The trend is expected to persist as consumers, grappling with rising inflation, are increasingly opting for chicken over higher-priced beef and pork.
The surge in chicken prices is aimed at boosting the earnings of major producers such as Tyson Foods and Pilgrim’s Pride.
Recently, profit margins for chicken producers have reached their highest levels in a year, according to industry reports.
Data from the U.S. Department of Agriculture also revealed that U.S. chicken consumption is on track to exceed 100 pounds per person this year, a historic high.
However, beef consumption is projected to drop to its lowest level since 2018 due to escalating cattle prices, while pork consumption has hit its lowest point since 2015, driven by consumer spending cutbacks.
Following the COVID-19 pandemic, Tyson Foods, headquartered in Arkansas, experienced a glut of chicken when meat prices surged. To cut costs, Tyson announced the closure of six U.S. chicken plants with nearly 4,700 employees this year.
Meanwhile, analysts anticipated that Tyson’s chicken business would return to profitability in the quarter ending on September 30, following two-quarters of losses.
U.S. facilities reduced the number of chicken eggs placed in incubators by about 2.8% in the six weeks ending on September 23 compared to the previous year.
This marked a significant reversal from the same period in 2022 when hatcheries increased egg placements by 3.6%.
Similarly, chicken producers placed about 2.7% fewer chicks for meat production in the same period, compared to a 4.5% increase the previous year. Cumulative placements for 2023 have fallen below last year’s levels, according to U.S. data.
“An index tracking chicken prices and feed costs, which reflects profitability for poultry producers, reached its highest point in over a year in September,” the report highlighted.

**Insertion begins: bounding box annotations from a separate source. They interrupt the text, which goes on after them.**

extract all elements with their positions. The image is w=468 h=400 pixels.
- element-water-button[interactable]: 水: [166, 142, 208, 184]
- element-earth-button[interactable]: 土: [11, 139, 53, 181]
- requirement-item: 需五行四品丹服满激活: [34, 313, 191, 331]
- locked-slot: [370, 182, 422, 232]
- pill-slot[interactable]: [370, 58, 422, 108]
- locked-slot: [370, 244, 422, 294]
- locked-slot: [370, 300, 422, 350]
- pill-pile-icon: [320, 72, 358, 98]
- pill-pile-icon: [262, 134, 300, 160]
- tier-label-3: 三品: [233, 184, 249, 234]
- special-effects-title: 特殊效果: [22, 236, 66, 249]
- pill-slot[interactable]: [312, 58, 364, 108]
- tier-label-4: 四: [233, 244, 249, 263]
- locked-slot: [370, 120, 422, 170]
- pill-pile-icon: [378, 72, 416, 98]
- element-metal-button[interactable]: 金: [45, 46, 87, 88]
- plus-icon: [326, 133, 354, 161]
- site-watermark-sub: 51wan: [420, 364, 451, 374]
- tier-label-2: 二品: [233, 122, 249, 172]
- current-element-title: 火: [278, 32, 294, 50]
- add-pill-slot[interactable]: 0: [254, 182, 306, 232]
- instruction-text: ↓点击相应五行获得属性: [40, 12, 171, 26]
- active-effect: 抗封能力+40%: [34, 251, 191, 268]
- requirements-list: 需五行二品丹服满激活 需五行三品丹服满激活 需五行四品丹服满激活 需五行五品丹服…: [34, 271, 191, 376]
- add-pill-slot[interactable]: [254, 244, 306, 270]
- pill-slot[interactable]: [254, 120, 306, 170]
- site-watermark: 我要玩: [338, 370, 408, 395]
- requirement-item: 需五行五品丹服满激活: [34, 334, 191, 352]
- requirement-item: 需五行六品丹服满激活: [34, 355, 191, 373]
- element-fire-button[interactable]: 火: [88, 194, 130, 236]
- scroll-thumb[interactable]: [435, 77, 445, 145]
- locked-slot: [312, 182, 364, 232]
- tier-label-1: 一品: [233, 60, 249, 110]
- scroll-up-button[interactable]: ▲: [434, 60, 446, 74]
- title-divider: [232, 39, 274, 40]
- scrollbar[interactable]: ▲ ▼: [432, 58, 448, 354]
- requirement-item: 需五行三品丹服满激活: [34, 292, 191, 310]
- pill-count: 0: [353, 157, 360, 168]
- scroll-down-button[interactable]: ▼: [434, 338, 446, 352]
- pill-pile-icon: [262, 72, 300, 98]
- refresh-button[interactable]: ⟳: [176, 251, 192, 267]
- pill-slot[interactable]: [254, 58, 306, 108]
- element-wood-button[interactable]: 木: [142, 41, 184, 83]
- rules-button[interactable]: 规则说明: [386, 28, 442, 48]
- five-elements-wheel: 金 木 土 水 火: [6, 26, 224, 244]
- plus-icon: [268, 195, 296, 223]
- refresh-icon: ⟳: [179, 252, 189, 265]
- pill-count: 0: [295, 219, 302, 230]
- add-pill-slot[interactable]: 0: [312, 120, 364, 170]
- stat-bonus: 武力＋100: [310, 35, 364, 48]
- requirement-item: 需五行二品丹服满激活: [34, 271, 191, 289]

“Declining feed costs, with corn prices near three-year lows, have contributed to improved margins for producers.”
According to the U.S. Department of Agriculture, retail prices for whole fresh chickens and bone-in legs reached record highs in August, while drumstick prices climbed 10% from their nearly one-year low in February.
Despite these rising prices, the demand for chicken continues to grow. Chickens raised for meat largely avoided bird-flu infections in 2022, keeping supplies ample. Improving U.S. demand is helping reduce excess supplies.
However, concerns remain as companies still have large supplies of frozen chicken breasts in freezers, and Tyson recently announced layoffs in response to customer demand at one of its facilities in North Carolina.
As chicken prices continue to rise, there is a potential threat to consumer demand, but for now, consumers are choosing chicken over beef due to tighter beef supplies, resulting from reduced herds during years of drought in the Great Plains.
“We should see improving demand for chicken going forward,” Bill Densmore, senior director for Fitch Ratings noted.
“Retail beef prices are expected to remain high. Quarterly results for Tyson Foods are anticipated in November, where analysts expect to see positive margins for the company’s chicken business.”